The university’s most recently added platforms, Tumblr and Instagram, provide an opportunity to reach out to incoming students and current high schoolers interested in attending PSU.

“It’s very important to be on top of the latest trends,” Aniciete said. Paying attention to the latest trends has paid off. PSU’s social media network has won several national awards, including recognition at the annual Social Media Awards, making it one of only two universities recognized in a group that typically only includes marketing agencies and businesses.

However, social networking is not just for reaching out; it is also used to facilitate collaboration within the university. Over 150 different student groups and departments across campus use social media for organizing and outreach.

“We put on a social networking event every quarter, and we utilize the talent that we have on campus, whether through student groups or connecting with different departments,” Aniciete said. “We are very adamant about not outsourcing.”

Social media is slow to make its way into the classroom, but according to Aniciete, more instructors are implementing social media in their classes. They are using Google Hangouts, WordPress and other tools for group collaborations, and some create Facebook groups for their classes.

“In very large classes, students are seeking a personal connection with instructors. It makes communication easier and provides a way for students to engage,” Aniciete said.
Dr. Ursina Teuscher, a psychology professor at PSU, uses social media in her business as a personal decisions coach. She believes it can add to the classroom experience.

“Social media could add a fun aspect and could be useful to provide additional content,” Teuscher said. “They could also be helpful for continuing the topic or group beyond the duration of the class enrollment.”

She publishes a regular e-newsletter both so her former students can stay informed and to extend their learning experience after they’ve left class.

This may not be the only purpose social networking serves in the classroom.

Tammy Wheeler, a teacher in the master’s business program and a freelance management consultant, thinks social media literacy is fast becoming an important consideration in hiring and promotion practices outside academia.

Many employers are trading dedicated office space for virtual office space. This means that employees are more geographically diverse and both employees and their managers must use social networking for effective communication and collaboration.

“The way in which employees share knowledge, information and ideas is greatly impacted by technology and social media,” Wheeler said, “and is a critical factor in how organizations hire, train and lead employees.”

Although not yet regularly used in the classroom, online learning, mentoring and collaboration is common in modern workplaces. Wheeler does not see this trend slowing down.

“Even things like performance management, goal setting and documentation are now done online in many organizations, so they must use this technology to do their regular management work,” she said.

Should academia anticipate the future use of social media and make it an integral part of the educational process in the classroom?

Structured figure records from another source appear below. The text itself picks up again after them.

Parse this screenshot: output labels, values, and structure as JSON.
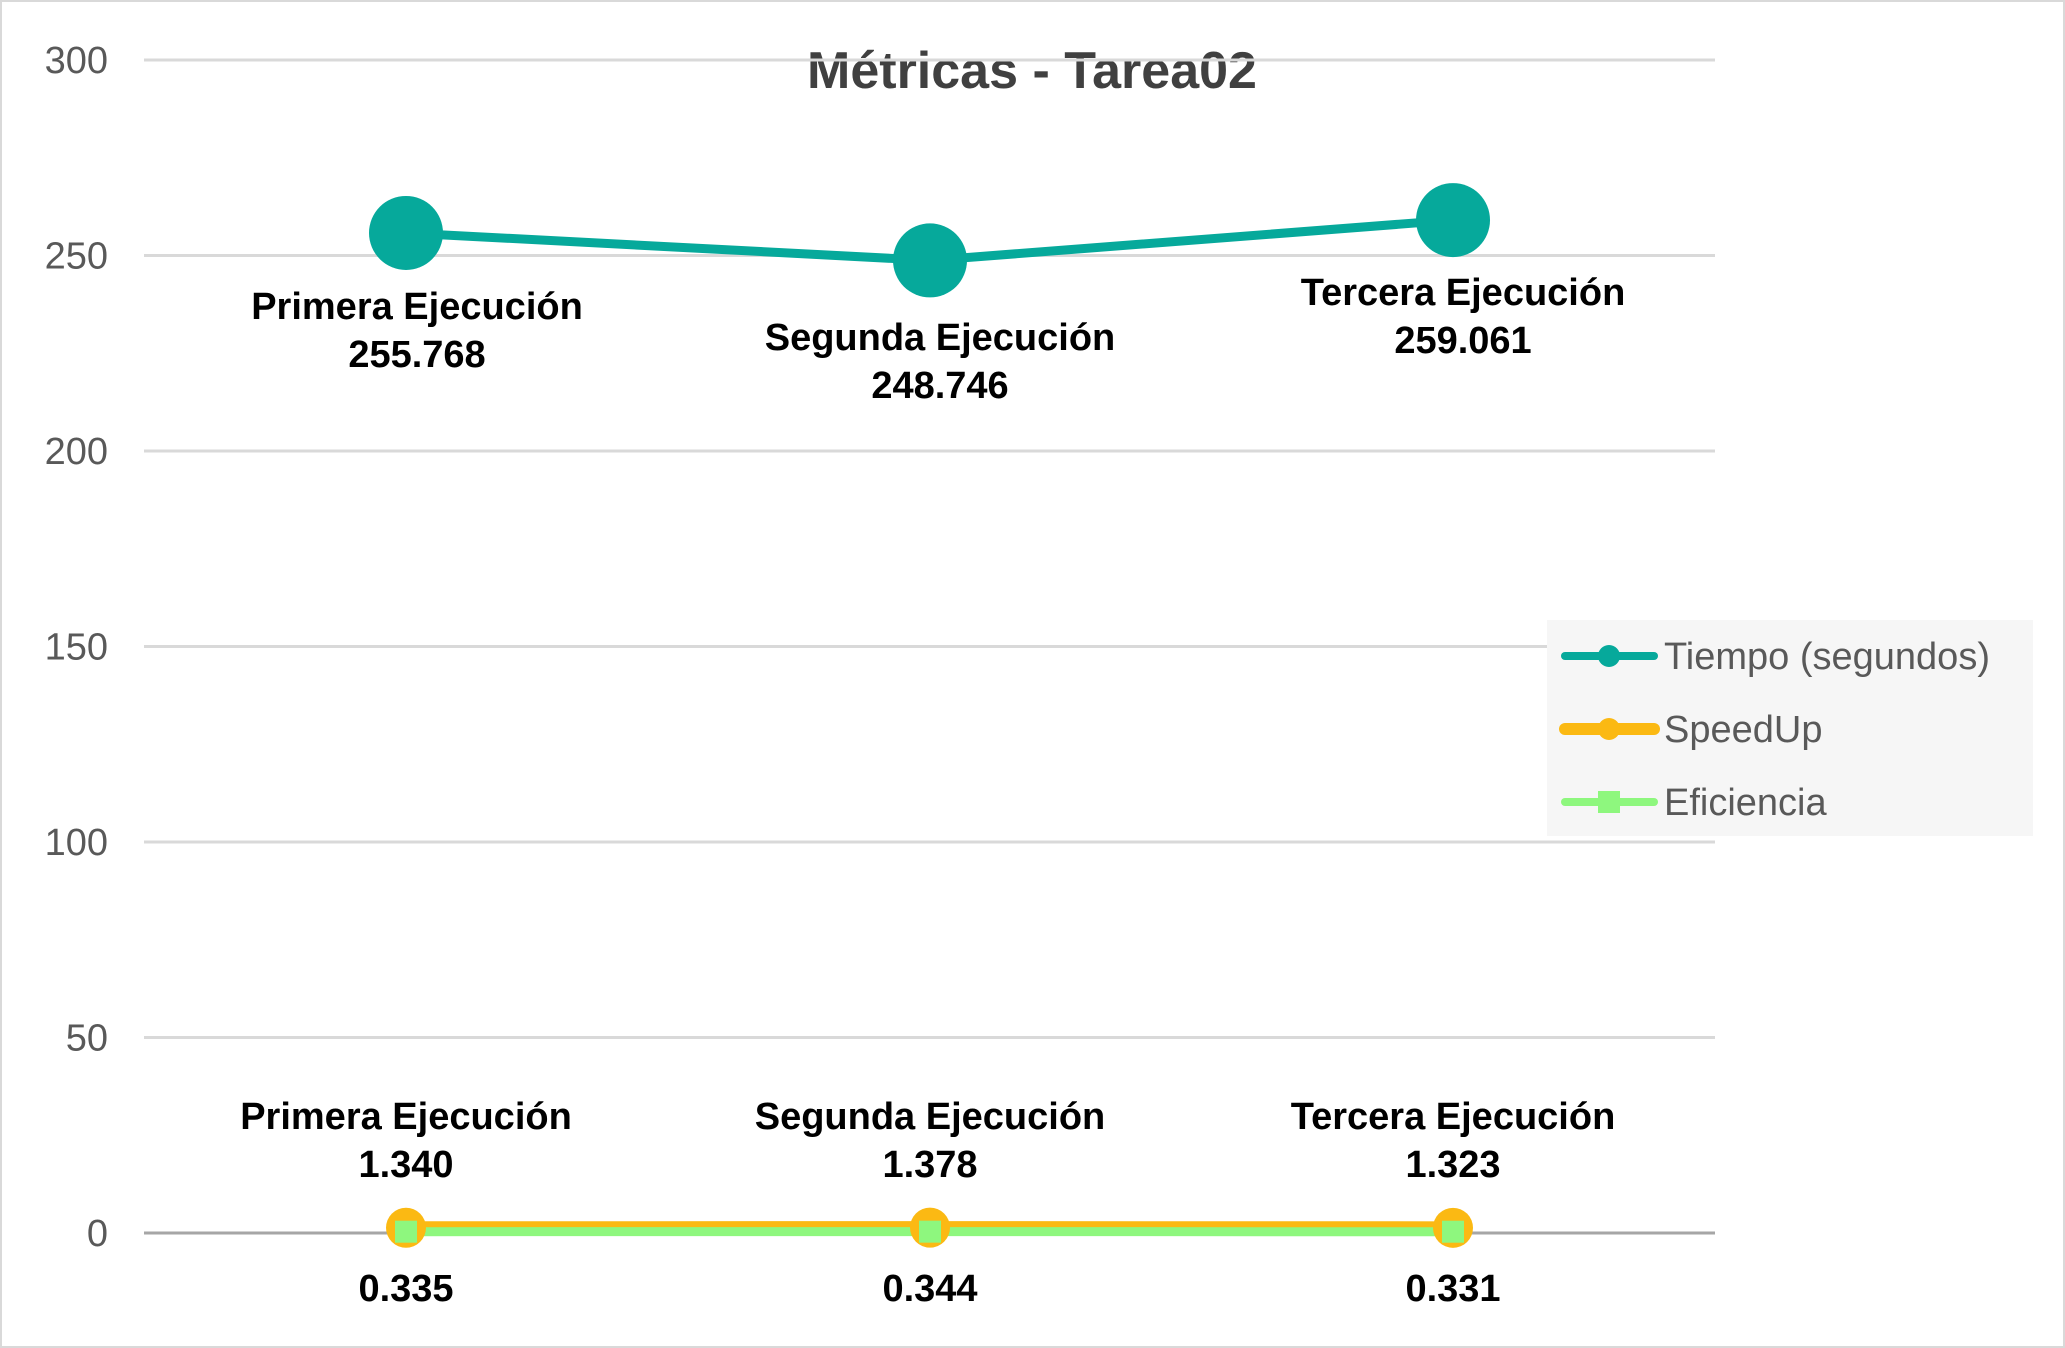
{
  "chart_data": {
    "type": "line",
    "title": "Métricas - Tarea02",
    "xlabel": "",
    "ylabel": "",
    "ylim": [
      0,
      300
    ],
    "yticks": [
      0,
      50,
      100,
      150,
      200,
      250,
      300
    ],
    "grid": true,
    "legend_position": "right",
    "categories": [
      "Primera Ejecución",
      "Segunda Ejecución",
      "Tercera Ejecución"
    ],
    "series": [
      {
        "name": "Tiempo (segundos)",
        "color": "#06a99b",
        "marker": "circle",
        "values": [
          255.768,
          248.746,
          259.061
        ],
        "labels": [
          "255.768",
          "248.746",
          "259.061"
        ]
      },
      {
        "name": "SpeedUp",
        "color": "#fbb913",
        "marker": "circle",
        "values": [
          1.34,
          1.378,
          1.323
        ],
        "labels": [
          "1.340",
          "1.378",
          "1.323"
        ]
      },
      {
        "name": "Eficiencia",
        "color": "#8ef77e",
        "marker": "square",
        "values": [
          0.335,
          0.344,
          0.331
        ],
        "labels": [
          "0.335",
          "0.344",
          "0.331"
        ]
      }
    ]
  }
}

“I would not use social media as a mandatory component in a class though,” Teuscher said, “…and even if it’s an optional component, I would want to be careful not to put students at a disadvantage who don’t use social media for whatever reason.”

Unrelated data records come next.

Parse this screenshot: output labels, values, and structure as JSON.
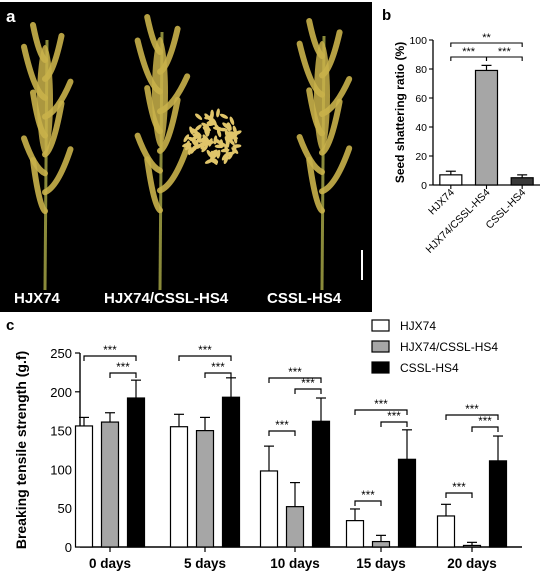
{
  "panel_a": {
    "letter": "a",
    "labels": [
      "HJX74",
      "HJX74/CSSL-HS4",
      "CSSL-HS4"
    ],
    "background": "#000000",
    "panicle_color": "#c9b14a"
  },
  "chart_data": [
    {
      "panel": "b",
      "type": "bar",
      "categories": [
        "HJX74",
        "HJX74/CSSL-HS4",
        "CSSL-HS4"
      ],
      "values": [
        7,
        79,
        5
      ],
      "errors": [
        2.5,
        3.5,
        2
      ],
      "colors": [
        "#ffffff",
        "#a6a6a6",
        "#3a3a3a"
      ],
      "ylabel": "Seed shattering ratio (%)",
      "ylim": [
        0,
        100
      ],
      "yticks": [
        0,
        20,
        40,
        60,
        80,
        100
      ],
      "significance": [
        {
          "from": 0,
          "to": 2,
          "label": "**"
        },
        {
          "from": 0,
          "to": 1,
          "label": "***"
        },
        {
          "from": 1,
          "to": 2,
          "label": "***"
        }
      ]
    },
    {
      "panel": "c",
      "type": "bar",
      "categories": [
        "0 days",
        "5 days",
        "10 days",
        "15 days",
        "20 days"
      ],
      "series": [
        {
          "name": "HJX74",
          "color": "#ffffff",
          "values": [
            156,
            155,
            98,
            34,
            40
          ],
          "errors": [
            11,
            16,
            32,
            15,
            15
          ]
        },
        {
          "name": "HJX74/CSSL-HS4",
          "color": "#a6a6a6",
          "values": [
            161,
            150,
            52,
            7,
            2
          ],
          "errors": [
            12,
            17,
            31,
            8,
            4
          ]
        },
        {
          "name": "CSSL-HS4",
          "color": "#000000",
          "values": [
            192,
            193,
            162,
            113,
            111
          ],
          "errors": [
            23,
            25,
            30,
            38,
            32
          ]
        }
      ],
      "ylabel": "Breaking tensile strength (g.f)",
      "ylim": [
        0,
        250
      ],
      "yticks": [
        0,
        50,
        100,
        150,
        200,
        250
      ],
      "significance": [
        {
          "group": 0,
          "from": 0,
          "to": 2,
          "label": "***"
        },
        {
          "group": 0,
          "from": 1,
          "to": 2,
          "label": "***"
        },
        {
          "group": 1,
          "from": 0,
          "to": 2,
          "label": "***"
        },
        {
          "group": 1,
          "from": 1,
          "to": 2,
          "label": "***"
        },
        {
          "group": 2,
          "from": 0,
          "to": 2,
          "label": "***"
        },
        {
          "group": 2,
          "from": 1,
          "to": 2,
          "label": "***"
        },
        {
          "group": 2,
          "from": 0,
          "to": 1,
          "label": "***"
        },
        {
          "group": 3,
          "from": 0,
          "to": 2,
          "label": "***"
        },
        {
          "group": 3,
          "from": 1,
          "to": 2,
          "label": "***"
        },
        {
          "group": 3,
          "from": 0,
          "to": 1,
          "label": "***"
        },
        {
          "group": 4,
          "from": 0,
          "to": 2,
          "label": "***"
        },
        {
          "group": 4,
          "from": 1,
          "to": 2,
          "label": "***"
        },
        {
          "group": 4,
          "from": 0,
          "to": 1,
          "label": "***"
        }
      ]
    }
  ]
}
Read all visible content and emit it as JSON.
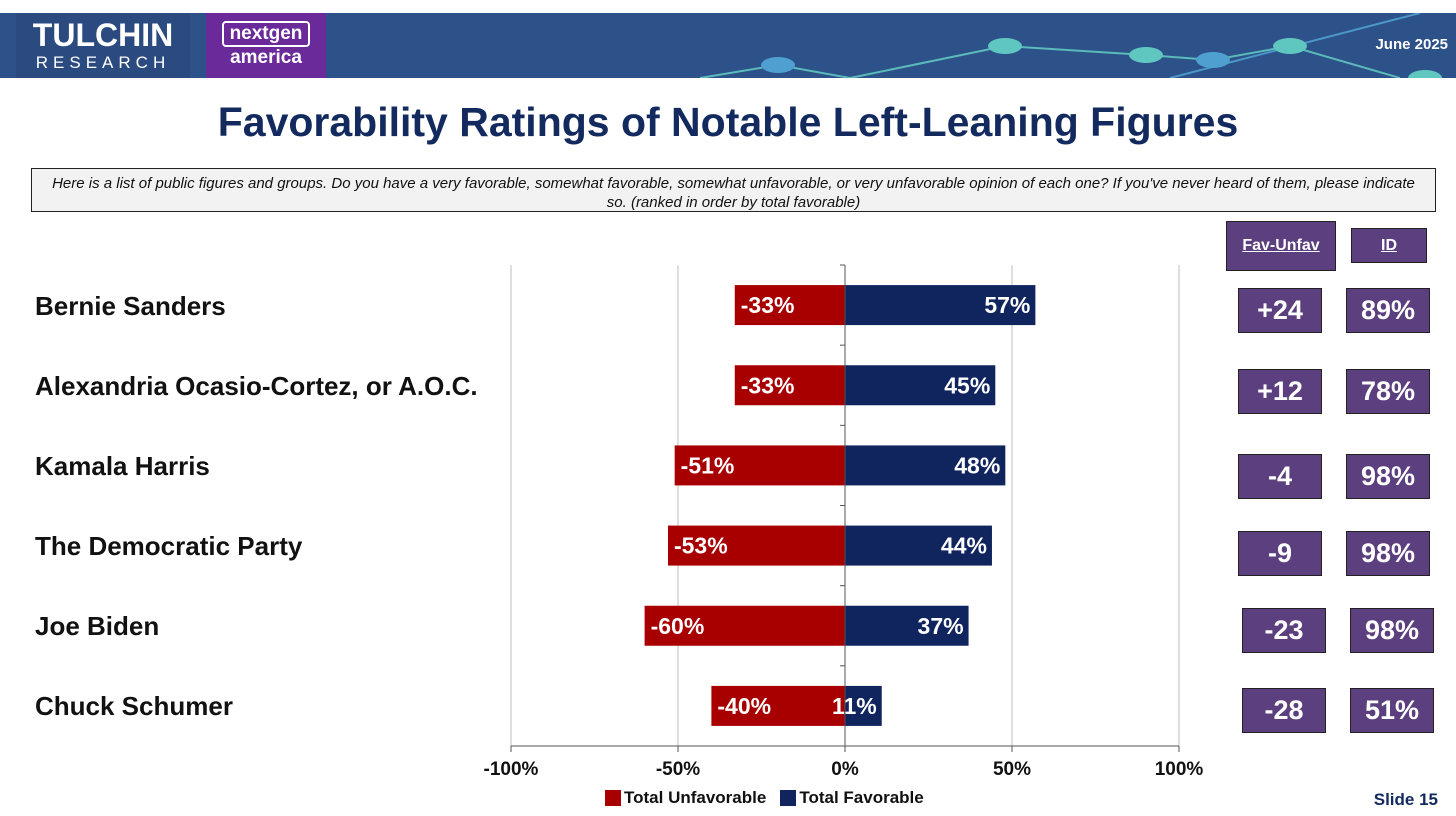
{
  "header": {
    "logo_main": "TULCHIN",
    "logo_sub": "RESEARCH",
    "partner_top": "nextgen",
    "partner_bottom": "america",
    "date": "June 2025"
  },
  "title": "Favorability Ratings of Notable Left-Leaning Figures",
  "question": "Here is a list of public figures and groups. Do you have a very favorable, somewhat favorable, somewhat unfavorable, or very unfavorable opinion of each one? If you've never heard of them, please indicate so. (ranked in order by total favorable)",
  "columns": {
    "net": "Fav-Unfav",
    "id": "ID"
  },
  "rows": [
    {
      "name": "Bernie Sanders",
      "net": "+24",
      "id": "89%"
    },
    {
      "name": "Alexandria Ocasio-Cortez, or A.O.C.",
      "net": "+12",
      "id": "78%"
    },
    {
      "name": "Kamala Harris",
      "net": "-4",
      "id": "98%"
    },
    {
      "name": "The Democratic Party",
      "net": "-9",
      "id": "98%"
    },
    {
      "name": "Joe Biden",
      "net": "-23",
      "id": "98%"
    },
    {
      "name": "Chuck Schumer",
      "net": "-28",
      "id": "51%"
    }
  ],
  "chart_data": {
    "type": "bar",
    "orientation": "horizontal",
    "stacked": "diverging",
    "categories": [
      "Bernie Sanders",
      "Alexandria Ocasio-Cortez, or A.O.C.",
      "Kamala Harris",
      "The Democratic Party",
      "Joe Biden",
      "Chuck Schumer"
    ],
    "series": [
      {
        "name": "Total Unfavorable",
        "color": "#a80000",
        "values": [
          -33,
          -33,
          -51,
          -53,
          -60,
          -40
        ],
        "labels": [
          "-33%",
          "-33%",
          "-51%",
          "-53%",
          "-60%",
          "-40%"
        ]
      },
      {
        "name": "Total Favorable",
        "color": "#10245e",
        "values": [
          57,
          45,
          48,
          44,
          37,
          11
        ],
        "labels": [
          "57%",
          "45%",
          "48%",
          "44%",
          "37%",
          "11%"
        ]
      }
    ],
    "xlim": [
      -100,
      100
    ],
    "xticks": [
      -100,
      -50,
      0,
      50,
      100
    ],
    "xtick_labels": [
      "-100%",
      "-50%",
      "0%",
      "50%",
      "100%"
    ],
    "grid": true,
    "legend": "bottom"
  },
  "footer": {
    "slide": "Slide 15"
  },
  "colors": {
    "header": "#2d5189",
    "title": "#132a5e",
    "box": "#5b3f7e",
    "unfavorable": "#a80000",
    "favorable": "#10245e"
  }
}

Wheeler is in partial agreement.

“It depends. If you mean doing things during an in-person class, it’s probably not very important,” Wheeler said. “In relationship to the team projects and class assignments, yes.” She sees social media proficiency as important to the future success of her students.

“I believe it is impacting it now and will have greater impact in the next few years,” Wheeler said. “If a manager can’t or won’t use technology, they will become obsolete and un-hireable. I have seen that firsthand.”

To make sure her students are prepared for the virtual office, Wheeler integrates social networking into her curriculum.

“My students all use video clips in their team presentations, and they are powerful, humorous and get the point across quickly,” Wheeler said. “They also have to be effective at networking for their leadership interviews and for their case study presentations, and networking is a key component of social media.”